In our earlier post, we discussed the provisions sprinkled throughout the Consolidated Appropriations Act of 2012 (Pub. L. 112-74) that prohibit certain agencies from using federal appropriated funds “to enter into a contract . . .[with] any corporation that was convicted of a felony criminal violation under any Federal law within the preceding 24 months, where the awarding agency is aware of the conviction, unless the agency has considered suspension or debarment of the corporation and made a determination that this further action is not necessary to protect the interests of the Government.” As we noted, this is not a government-wide prohibition, but rather Congress inexplicably included the exclusion provisions in only five of the nine Divisions comprising the Act, and established different standards in the various exclusion provisions.

Federal agencies are now attempting to implement this requirement. Indeed, contracting officers are particularly concerned as issuance of a contract in violation of the restriction could result in a violation of the Anti-Deficiency Act. The Federal Acquisition Regulatory Council opened a FAR Case and a proposed FAR provision is due to the Council on March 7, 2012. (FAR Case 2012-005). Given the different standards under the Act that apply to different agencies and the complexities underlying appropriations law, this will not be a simple undertaking. 

In the interim, on January 23, 2012, the DoD’s Director of Defense Procurement and Acquisition Policy issued a DFARS class deviation effective immediately that imposes a new certification requirement on contractors in an effort to comply with the Appropriations restriction. The deviation established DFARS 252.209-7999 to be used whenever the agency is using FY 2012 funds and requires that all offerors on DoD contracts complete the following representation:

The Offeror represents that –

It is [ ] is not [ ] a corporation that was convicted of a felony criminal violation under Federal law within the proceeding 24 months.
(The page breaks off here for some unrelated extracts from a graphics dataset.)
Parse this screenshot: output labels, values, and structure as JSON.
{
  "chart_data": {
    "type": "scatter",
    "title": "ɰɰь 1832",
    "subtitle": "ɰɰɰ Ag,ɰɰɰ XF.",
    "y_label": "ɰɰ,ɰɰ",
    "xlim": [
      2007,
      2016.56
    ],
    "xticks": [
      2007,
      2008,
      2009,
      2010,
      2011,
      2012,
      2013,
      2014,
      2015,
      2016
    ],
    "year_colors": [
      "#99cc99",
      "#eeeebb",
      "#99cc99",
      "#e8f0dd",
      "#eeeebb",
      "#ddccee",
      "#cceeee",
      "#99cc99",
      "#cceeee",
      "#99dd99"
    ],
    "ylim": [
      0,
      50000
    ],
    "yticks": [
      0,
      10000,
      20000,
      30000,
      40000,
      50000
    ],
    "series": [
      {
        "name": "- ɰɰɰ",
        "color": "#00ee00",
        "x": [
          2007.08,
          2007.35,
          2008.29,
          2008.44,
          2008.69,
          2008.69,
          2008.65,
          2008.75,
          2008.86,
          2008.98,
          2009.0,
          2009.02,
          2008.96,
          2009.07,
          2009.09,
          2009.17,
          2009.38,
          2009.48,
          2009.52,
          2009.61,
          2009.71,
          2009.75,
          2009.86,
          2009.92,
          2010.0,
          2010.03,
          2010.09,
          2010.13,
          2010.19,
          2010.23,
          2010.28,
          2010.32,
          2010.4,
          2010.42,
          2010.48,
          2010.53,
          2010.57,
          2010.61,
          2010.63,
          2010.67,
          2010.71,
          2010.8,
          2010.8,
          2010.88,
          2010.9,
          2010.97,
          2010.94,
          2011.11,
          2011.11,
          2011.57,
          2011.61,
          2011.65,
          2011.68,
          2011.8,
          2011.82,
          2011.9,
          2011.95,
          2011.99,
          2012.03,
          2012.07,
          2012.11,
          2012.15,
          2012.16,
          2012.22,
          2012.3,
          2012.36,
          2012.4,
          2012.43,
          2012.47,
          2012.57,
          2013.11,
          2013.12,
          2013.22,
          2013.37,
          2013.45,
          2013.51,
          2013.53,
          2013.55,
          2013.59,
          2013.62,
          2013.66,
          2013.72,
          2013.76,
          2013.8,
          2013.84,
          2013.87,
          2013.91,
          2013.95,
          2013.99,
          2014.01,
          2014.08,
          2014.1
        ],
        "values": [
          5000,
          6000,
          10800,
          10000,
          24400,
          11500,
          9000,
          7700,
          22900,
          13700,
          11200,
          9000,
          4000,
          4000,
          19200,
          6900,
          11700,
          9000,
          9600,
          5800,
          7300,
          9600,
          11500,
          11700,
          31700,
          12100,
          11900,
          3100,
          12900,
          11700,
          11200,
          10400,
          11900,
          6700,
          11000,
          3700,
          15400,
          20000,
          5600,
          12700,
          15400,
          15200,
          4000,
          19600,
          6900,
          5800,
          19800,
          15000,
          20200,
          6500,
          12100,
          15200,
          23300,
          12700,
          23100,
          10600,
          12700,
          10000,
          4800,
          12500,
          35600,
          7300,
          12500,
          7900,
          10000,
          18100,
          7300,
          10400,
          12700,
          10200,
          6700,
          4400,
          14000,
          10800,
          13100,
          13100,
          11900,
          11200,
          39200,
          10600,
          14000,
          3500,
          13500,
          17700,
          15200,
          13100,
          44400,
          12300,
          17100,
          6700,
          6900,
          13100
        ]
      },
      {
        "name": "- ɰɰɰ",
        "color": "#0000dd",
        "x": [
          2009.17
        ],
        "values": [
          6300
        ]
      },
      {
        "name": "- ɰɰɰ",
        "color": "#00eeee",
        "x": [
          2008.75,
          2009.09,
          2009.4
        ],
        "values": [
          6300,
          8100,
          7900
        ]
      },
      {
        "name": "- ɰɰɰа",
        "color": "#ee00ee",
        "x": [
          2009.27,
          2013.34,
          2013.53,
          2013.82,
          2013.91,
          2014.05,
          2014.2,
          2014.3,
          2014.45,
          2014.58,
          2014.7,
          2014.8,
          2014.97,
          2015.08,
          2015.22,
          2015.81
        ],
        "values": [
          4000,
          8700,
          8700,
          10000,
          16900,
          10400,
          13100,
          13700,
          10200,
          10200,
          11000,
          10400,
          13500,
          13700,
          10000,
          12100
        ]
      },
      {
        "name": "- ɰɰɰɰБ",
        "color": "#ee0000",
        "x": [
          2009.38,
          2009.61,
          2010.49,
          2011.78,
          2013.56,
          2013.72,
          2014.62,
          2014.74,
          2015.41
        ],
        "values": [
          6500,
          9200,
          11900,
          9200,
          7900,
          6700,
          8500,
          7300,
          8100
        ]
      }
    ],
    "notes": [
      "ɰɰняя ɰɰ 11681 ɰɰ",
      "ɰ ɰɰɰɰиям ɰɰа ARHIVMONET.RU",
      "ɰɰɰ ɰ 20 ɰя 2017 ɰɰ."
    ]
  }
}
DoD’s implementation still leaves some open questions. For example, DoD’s interim certification appears to assume the restriction only applies to “the offeror.” The statute, however, is ambiguous as to whether it is limited to the contractor or applies to all affiliated entities under the same corporate umbrella. Further, the DFARS deviation is required to be included on all solicitations, but both the statute and DoD’s class deviation are unclear as to whether this restriction applies to new task or delivery orders under existing contracts. Thus, even though DoD and other agencies are diligently working to clarify the Act’s requirements, many questions remain. It will be interesting to see how the FAR Council proposes to manage this unruly statutory scheme.